A "storyboard to screen" featurette (8 min.) shows a side-by-side comparison of several scenes in the film, including the initial fate-spear phenomenon, party sequences, and the pivotal "Grandma Death" scene on Halloween night.

#1 Fan: A Darkomentary (13 min.) is a really disturbing look at an off-the-wall, utterly obsessed fan of the film.  This adult-aged fellow, Darryl Donaldson, borders upon stalker mentality.  His room's adolescent decor must be seen to be believed.  He stalks various cast members.  He stalks Richard Kelly, even!  As a finale, he tricks and kisses Richard Kelly, too.  Smack.  The mind boggles.  On the other side, this hoot-of-a-featurette earned Donaldson a legitimate claim to the crown of #1 fan by the official Donnie Darko website.  Okay, so maybe Donaldson is a harmless loon, but he's still a little freaky.

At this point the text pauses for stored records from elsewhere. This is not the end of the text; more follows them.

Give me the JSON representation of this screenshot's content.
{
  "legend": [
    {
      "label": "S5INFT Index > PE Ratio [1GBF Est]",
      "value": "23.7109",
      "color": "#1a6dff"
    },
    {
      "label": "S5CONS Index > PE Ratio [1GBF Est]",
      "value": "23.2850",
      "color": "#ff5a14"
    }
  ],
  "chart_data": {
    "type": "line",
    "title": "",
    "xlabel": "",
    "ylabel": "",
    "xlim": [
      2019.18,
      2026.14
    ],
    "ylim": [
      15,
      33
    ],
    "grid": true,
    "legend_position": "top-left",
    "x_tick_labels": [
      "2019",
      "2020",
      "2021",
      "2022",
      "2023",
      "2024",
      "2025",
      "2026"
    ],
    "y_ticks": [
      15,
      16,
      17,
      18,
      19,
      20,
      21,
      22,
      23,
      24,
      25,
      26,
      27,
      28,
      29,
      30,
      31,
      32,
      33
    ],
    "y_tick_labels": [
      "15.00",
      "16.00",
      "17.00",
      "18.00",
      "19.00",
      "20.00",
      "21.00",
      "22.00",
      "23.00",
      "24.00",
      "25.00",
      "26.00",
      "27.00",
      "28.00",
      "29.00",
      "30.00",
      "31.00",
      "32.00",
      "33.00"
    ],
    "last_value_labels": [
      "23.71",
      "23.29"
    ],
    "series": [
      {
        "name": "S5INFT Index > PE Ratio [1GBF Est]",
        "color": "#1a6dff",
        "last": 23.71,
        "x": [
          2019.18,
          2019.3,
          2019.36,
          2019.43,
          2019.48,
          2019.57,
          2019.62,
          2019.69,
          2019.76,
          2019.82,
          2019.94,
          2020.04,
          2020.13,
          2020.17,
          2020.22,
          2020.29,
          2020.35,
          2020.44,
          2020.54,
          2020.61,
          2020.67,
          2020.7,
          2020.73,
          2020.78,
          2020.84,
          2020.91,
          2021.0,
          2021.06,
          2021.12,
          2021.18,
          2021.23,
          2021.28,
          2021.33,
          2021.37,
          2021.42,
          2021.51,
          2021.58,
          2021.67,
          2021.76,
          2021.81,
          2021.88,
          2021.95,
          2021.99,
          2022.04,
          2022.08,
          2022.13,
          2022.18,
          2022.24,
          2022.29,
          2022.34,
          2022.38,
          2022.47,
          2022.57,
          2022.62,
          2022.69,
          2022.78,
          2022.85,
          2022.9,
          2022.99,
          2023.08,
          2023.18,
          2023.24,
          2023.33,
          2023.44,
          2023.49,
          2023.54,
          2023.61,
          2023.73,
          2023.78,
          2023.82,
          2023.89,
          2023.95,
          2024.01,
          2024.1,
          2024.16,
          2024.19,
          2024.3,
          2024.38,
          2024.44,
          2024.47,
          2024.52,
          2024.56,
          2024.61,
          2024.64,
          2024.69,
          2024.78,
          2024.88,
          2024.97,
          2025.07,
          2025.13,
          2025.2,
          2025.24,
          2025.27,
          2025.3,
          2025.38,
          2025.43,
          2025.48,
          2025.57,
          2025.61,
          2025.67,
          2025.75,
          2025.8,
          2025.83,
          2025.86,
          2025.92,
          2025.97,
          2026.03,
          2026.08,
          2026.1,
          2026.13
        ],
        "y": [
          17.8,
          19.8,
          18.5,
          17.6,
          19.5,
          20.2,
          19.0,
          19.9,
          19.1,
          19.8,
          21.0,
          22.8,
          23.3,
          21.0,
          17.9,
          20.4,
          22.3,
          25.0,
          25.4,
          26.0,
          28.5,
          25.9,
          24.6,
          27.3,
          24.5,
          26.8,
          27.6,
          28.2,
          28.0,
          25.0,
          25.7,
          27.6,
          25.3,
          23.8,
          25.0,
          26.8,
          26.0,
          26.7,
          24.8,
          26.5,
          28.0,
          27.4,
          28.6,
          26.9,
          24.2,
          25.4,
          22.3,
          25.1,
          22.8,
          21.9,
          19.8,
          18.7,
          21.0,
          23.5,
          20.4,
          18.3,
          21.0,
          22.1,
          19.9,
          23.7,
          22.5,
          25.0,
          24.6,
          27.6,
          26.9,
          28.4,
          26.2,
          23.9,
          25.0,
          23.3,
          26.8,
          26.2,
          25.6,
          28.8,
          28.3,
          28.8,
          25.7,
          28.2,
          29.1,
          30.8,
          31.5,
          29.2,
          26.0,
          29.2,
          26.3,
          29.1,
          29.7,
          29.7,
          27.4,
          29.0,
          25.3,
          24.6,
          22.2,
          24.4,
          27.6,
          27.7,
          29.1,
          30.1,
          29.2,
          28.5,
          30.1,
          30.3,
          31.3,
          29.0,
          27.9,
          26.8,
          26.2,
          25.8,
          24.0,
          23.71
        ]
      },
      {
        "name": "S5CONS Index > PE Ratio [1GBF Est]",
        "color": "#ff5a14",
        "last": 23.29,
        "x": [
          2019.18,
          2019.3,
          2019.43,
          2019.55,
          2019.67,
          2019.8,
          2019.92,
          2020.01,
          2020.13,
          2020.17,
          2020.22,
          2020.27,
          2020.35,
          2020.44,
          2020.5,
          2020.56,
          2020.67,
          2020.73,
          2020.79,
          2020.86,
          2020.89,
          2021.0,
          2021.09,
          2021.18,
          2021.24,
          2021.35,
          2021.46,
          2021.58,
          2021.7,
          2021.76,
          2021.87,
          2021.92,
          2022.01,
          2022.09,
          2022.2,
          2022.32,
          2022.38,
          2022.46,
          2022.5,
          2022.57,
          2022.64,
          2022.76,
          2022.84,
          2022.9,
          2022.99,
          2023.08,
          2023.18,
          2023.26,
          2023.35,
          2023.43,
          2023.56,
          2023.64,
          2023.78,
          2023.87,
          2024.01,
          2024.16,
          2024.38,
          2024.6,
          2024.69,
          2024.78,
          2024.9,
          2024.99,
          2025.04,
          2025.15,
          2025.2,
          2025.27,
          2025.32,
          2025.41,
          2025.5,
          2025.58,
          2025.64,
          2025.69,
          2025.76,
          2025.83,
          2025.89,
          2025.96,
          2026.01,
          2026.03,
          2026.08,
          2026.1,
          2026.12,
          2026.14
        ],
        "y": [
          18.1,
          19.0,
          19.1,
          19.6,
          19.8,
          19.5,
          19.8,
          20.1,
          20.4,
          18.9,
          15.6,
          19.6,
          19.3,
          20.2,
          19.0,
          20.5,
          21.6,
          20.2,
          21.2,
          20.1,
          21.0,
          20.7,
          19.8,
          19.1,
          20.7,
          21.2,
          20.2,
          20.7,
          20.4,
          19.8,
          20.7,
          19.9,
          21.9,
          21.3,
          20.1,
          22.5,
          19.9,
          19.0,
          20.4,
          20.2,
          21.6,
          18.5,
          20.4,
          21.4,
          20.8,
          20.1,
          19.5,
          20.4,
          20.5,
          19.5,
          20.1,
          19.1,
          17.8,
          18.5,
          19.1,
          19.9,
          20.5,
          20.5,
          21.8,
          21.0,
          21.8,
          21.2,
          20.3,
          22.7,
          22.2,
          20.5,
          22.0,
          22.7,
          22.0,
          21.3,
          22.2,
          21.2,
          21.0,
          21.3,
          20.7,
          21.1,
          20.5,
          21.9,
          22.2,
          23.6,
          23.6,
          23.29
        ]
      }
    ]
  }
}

Lastly, there is the theatrical trailer for the director's cut of Donnie Darko.

Summary:

With a fine cast, innovative story, and exceptional re-watchability, Donnie Darko is a film well-deserving of its immense cult following.  This director's cut of the film is essential viewing for anyone interested in experiencing one of the most unique "horror" films in recent years.